Das ist also längst ein Krimi geworden, zumindest ein Abenteuerfilm, der zu den komischsten Situationen führt und auch innerhalb der Familie mit einer rührigen Oma und ihrem Mieter, die gegenüberwohnen und mit der er sich per Funk verständigt, so komische wie berührende Facetten entwickelt. Den Mieter, der im gewissen Sinne jetzt die Vaterrolle übernimmt,  identifiziert Oskar schon bald als seinen Großvater, er zuckt genauso mit den Schultern wie sein toter Vater Thomas.
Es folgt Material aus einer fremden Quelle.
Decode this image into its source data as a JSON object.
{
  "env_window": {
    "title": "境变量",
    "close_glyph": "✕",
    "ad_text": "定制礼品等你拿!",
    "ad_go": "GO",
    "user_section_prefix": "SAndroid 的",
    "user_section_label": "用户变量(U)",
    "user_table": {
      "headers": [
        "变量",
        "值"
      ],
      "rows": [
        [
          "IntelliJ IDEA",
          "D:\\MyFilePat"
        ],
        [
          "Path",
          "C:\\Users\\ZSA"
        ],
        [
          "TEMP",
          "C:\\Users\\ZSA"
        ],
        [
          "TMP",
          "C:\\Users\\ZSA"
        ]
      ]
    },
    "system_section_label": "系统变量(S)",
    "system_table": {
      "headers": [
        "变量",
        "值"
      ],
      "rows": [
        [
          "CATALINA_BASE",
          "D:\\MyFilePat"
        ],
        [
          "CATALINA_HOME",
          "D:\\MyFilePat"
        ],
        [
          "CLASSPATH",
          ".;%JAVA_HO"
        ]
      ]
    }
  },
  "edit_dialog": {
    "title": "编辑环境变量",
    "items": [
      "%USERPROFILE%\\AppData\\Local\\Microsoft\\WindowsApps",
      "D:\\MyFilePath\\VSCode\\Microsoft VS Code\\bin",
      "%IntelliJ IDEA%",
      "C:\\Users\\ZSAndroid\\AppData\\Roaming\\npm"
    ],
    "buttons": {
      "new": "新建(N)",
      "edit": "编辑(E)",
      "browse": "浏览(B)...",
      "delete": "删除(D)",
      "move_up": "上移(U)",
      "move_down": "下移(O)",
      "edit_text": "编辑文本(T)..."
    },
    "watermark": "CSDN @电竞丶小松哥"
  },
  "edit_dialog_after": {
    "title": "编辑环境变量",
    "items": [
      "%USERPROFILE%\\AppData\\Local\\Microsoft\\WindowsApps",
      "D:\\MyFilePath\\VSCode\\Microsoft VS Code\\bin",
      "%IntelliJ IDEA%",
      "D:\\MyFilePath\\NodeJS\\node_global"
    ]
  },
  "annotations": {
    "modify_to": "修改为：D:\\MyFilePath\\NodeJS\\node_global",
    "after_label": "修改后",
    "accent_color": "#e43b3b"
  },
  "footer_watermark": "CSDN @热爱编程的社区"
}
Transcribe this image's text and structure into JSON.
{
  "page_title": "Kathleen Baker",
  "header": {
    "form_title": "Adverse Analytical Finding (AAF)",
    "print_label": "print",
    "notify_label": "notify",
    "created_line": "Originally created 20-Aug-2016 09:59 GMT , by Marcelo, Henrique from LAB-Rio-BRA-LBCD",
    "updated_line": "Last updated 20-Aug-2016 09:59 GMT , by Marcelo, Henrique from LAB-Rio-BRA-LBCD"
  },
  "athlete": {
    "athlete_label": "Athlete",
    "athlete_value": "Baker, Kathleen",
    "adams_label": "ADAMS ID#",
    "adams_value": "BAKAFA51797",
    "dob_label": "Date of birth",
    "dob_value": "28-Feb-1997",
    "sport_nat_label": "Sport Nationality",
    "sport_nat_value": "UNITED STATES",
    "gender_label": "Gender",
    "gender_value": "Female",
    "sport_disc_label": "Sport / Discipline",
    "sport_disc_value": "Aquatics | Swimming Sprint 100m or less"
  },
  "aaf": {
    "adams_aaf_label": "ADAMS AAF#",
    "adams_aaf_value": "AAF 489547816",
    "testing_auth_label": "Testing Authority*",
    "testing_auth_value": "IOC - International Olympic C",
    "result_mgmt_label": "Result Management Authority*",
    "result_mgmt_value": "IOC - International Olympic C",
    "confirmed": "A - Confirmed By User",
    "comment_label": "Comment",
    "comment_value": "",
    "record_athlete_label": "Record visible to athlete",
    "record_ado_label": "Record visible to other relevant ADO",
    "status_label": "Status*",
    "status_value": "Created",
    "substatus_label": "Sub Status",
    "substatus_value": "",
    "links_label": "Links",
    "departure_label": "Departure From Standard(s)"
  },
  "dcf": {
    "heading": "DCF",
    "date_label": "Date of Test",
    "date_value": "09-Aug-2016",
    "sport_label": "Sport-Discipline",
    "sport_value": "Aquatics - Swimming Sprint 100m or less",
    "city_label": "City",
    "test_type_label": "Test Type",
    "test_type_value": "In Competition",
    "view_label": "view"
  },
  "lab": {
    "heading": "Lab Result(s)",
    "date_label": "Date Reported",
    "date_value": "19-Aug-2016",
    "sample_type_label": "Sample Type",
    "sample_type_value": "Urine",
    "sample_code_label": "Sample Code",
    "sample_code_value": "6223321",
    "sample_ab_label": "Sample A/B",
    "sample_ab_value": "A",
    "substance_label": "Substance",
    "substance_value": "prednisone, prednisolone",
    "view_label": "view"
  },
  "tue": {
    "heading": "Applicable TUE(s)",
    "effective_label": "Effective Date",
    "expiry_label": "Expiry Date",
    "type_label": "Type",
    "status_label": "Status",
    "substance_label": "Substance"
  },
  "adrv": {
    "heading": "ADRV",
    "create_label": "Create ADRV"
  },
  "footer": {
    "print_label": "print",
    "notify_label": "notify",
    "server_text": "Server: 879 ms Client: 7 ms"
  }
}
Max von Sydow spielt diesen Alten hinreißend, wozu ihm die Rolle, in der er stumm bleiben muß und sich nur per Zettel verständigt, auch allen Anlaß bietet.

 

Die Suche des Jungen nach dem Schloß zum aufgefundenen Schlüssel ist eine Metapher, denn methodisch verstanden bedeutet dies, daß damit der Schlüssel zum Weiterleben durch Trauerarbeit gefunden ist. Obwohl alles dann ganz anders ist, tritt diese Absicht ein. Der Junge überlebt psychisch und ist stärker geworden. Bis zum letzten Viertel des 129Minuten langen Films, fanden wir ihn äußerst gelungen. Dann tritt in unseren Augen eine Verkleisterung durch einen Überzug von heiler Welt ein, der nicht nötig wäre.

 

Längst hat der Zuschauer begriffen, daß sich Oskar selbst geheilt hat und mit diesem Trauerprozeß auch schon einige seiner substantiellen Probleme behoben hat, so daß jeder eine positive Zukunftsprognose abgeben täte. Diese wird aber nun in extenso auch noch im Film ausgebreitet: Oma erhält ihren Ehemann zurück, die schon geschiedenen Blacks lieben sich wieder, der Sohn schließt sich seiner Mutter wieder an, liebt sie, nachdem diese ihn in Liebe überwacht hatte. Nein, das ist alles zuviel. Da hätten Andeutungen mehr bedeutet. Ein Leben nach den Türmen muß nicht die heile Welt suggerieren. Die gibt es nämlich nicht Aber es gibt Jungen, die sich heilen.